Given that SwiftUI views are also designed to be composed, I am leaning towards expecting a pattern that state will need to be defined for pretty much any variation of a view – and potentially externalized. The property wrappers for representing, and externalizing, state within SwiftUI are:

  • @State
  • @ObservedObject and @Published
  • @EnvironmentObject

@State is all about local representation, and the simplest mechanism, simply providing a link to a property and the Binding.

@ObservedObject (along with @Published) adds a notification mechanism on change, as well as a way to get a typed Binding to properties on the model. SwiftUI’s mechanism expects this always to be a reference type (aka a ‘class’), which ends up being pretty easy to define in code.

@EnvironmentObject takes that a step further and exposes a reference model not just to a single view, but allows it to be used by any number of views in their own hierarchy.

  • Drive most of the visual design choices entirely by the current state

But that’s not the only mechanism that is available: SwiftUI is also set up to react to a Combine publisher – although not in a heavily predetermined fashion. An interesting aspect is that all of the SwiftUI views also support a Combine subscriber: onReceive. So you can bring the publisher, and then write code within a View (or View component) to react to what it sends.

The onReceive subscriber acts very similarly to Combine’s sink subscriber – the single-closure version of sink (implying a Combine pipeline failure type of Never). You to define a closure within your SwiftUI view element that accepts that data and does whatever needs doing. This could be using the data, transforming and storing it into local @State, or just reacting to the fact that data was sent and updating the view based on that.

From a “What is a best practice” point of view, it seems the more you represent what you want to display within a reference model, the easier it will be to use. While you can expose a publisher right into a SwiftUI view, it tightly couples the combine publisher to the view and all links all those relevant types. You could (likely just as easily) have the model object encapsulate that detail – in which case the declaration of how you handle event changes over time are separated from how you present the view. This is likely a better separation of concerns.

The project (SwiftUI-Notes) linked to Using Combine now has two examples with Combine and SwiftUI. The first is a simple form validation (the view ReactiveForm.swift and model ReactiveFormModel.swift). This uses both the pattern of encapsulating the state within the model, and exposing a publisher to the SwiftUI View to show what can be done. I’m not espousing that the publisher mechanism is a good way to solve that particular problem, but it illustrates what can be done nicely.

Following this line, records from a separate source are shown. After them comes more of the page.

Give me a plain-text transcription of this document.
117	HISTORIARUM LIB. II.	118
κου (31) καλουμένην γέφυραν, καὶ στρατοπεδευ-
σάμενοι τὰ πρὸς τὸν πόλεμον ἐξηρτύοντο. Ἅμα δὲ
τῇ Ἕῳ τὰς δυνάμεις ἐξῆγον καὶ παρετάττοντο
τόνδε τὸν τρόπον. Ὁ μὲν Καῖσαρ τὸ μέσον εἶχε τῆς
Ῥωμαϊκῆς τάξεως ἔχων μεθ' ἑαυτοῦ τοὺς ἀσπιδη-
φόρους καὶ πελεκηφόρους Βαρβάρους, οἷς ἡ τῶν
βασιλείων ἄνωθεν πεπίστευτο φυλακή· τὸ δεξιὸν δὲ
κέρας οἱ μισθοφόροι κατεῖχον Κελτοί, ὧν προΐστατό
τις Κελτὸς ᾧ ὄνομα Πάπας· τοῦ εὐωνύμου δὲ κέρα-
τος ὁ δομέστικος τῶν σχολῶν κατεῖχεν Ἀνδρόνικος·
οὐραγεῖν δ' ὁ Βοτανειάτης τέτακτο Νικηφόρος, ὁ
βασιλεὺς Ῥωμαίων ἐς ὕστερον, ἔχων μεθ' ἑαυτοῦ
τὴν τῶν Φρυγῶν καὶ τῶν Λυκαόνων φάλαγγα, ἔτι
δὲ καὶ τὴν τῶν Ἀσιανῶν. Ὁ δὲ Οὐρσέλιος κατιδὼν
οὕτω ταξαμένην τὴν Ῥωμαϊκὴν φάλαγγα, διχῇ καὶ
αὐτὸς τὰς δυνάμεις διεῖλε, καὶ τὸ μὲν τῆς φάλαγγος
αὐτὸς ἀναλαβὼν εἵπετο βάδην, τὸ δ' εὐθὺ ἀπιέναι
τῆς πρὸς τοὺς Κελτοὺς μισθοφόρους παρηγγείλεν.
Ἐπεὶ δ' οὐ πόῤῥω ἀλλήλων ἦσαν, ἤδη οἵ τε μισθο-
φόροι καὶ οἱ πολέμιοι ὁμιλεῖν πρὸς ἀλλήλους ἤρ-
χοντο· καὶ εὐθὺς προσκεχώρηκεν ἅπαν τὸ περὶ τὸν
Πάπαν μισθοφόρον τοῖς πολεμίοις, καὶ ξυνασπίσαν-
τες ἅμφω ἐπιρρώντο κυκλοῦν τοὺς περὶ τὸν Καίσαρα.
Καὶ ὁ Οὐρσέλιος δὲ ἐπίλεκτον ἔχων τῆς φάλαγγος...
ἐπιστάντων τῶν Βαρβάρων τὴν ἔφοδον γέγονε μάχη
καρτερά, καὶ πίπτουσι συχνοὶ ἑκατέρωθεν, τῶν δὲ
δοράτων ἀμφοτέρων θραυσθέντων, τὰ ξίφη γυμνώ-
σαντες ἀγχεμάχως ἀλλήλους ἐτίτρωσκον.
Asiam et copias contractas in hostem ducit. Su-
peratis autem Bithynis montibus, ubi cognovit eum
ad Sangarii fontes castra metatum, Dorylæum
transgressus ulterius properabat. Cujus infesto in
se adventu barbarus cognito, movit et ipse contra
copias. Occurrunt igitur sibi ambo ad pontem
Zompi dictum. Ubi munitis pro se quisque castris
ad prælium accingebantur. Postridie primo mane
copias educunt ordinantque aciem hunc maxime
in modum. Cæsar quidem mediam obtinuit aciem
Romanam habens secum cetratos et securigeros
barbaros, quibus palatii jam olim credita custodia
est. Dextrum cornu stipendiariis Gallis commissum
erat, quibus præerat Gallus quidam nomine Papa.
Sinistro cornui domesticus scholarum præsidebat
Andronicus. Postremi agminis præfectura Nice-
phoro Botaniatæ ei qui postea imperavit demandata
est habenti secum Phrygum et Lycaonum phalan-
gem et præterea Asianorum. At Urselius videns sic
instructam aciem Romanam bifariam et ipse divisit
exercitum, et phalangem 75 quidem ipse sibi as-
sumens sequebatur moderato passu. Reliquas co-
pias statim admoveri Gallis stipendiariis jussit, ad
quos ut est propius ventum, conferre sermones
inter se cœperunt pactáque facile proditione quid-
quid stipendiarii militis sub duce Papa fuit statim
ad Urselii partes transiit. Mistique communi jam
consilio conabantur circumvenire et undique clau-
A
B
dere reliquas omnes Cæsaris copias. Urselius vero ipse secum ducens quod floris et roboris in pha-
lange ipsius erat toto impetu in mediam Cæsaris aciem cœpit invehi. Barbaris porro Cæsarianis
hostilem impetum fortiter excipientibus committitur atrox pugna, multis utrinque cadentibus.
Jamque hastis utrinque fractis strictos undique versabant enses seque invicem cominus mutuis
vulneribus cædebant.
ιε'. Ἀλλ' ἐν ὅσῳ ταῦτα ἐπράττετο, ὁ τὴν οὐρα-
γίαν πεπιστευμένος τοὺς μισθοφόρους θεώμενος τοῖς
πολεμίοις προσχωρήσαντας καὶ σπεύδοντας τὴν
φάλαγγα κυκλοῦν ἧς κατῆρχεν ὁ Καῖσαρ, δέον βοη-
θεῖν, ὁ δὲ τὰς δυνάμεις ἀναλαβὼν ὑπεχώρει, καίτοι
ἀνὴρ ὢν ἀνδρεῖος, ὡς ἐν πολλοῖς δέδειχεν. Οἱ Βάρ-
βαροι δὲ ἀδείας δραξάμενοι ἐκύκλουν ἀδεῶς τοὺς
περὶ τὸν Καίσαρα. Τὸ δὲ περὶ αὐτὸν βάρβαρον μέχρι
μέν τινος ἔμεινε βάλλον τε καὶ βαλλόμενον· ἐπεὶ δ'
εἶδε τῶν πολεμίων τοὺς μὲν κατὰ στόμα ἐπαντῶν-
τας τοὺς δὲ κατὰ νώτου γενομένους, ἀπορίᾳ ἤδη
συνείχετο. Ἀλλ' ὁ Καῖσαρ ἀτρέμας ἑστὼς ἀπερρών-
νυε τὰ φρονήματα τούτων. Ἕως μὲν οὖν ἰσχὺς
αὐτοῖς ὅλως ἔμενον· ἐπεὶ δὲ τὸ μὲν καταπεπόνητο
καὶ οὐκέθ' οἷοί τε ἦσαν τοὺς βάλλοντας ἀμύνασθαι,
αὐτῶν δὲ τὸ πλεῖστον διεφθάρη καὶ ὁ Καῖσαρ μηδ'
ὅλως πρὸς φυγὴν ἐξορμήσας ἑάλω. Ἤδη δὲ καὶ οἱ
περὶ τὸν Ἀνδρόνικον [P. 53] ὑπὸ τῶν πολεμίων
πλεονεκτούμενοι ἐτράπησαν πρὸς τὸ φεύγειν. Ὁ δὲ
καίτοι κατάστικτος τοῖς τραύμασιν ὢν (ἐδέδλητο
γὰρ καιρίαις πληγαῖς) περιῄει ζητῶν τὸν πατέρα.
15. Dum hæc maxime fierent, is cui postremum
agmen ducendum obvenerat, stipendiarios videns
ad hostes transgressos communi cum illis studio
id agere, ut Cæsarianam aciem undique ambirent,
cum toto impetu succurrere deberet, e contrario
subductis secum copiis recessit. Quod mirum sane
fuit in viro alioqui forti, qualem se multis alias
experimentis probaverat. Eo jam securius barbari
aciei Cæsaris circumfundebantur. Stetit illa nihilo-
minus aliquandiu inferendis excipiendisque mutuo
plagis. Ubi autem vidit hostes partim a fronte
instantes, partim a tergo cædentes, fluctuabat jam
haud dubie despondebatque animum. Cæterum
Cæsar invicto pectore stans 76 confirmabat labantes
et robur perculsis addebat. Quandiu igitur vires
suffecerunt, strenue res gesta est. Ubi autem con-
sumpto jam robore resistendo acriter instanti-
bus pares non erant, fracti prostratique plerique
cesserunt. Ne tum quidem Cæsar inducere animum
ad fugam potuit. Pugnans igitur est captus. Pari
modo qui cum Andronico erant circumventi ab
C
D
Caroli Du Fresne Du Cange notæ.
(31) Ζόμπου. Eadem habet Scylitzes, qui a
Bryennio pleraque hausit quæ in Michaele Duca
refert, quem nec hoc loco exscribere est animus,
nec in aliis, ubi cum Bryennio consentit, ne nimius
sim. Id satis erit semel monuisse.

The second example is a view (HeadingView.swift) that uses a model and publisher I created to use the built-in CoreLocation framework. The model (LocationModelProxy.swift) exposes the authorization as a published property, as well as the location updates through a publisher. Within the built-in Cocoa framework, those are normally exposed through a delegate callback. A large number of the existing Cocoa frameworks are convertible into a publisher-based mechanism to work with Combine using this pattern. The interesting bit was linking this up to SwiftUI, which was fun – although this example only taps the barest possibility of what could done.

It will be interesting to see what Apple might provide in terms of adopting Combine as alternative interfaces to its existing frameworks. CoreLocation is such a natural choice with its streaming updates, but there are a lot of others that could be used as well. And of course I’m looking forward to seeing how they expand on SwiftUI – and if they bring in more Combine based mechanisms into it or not.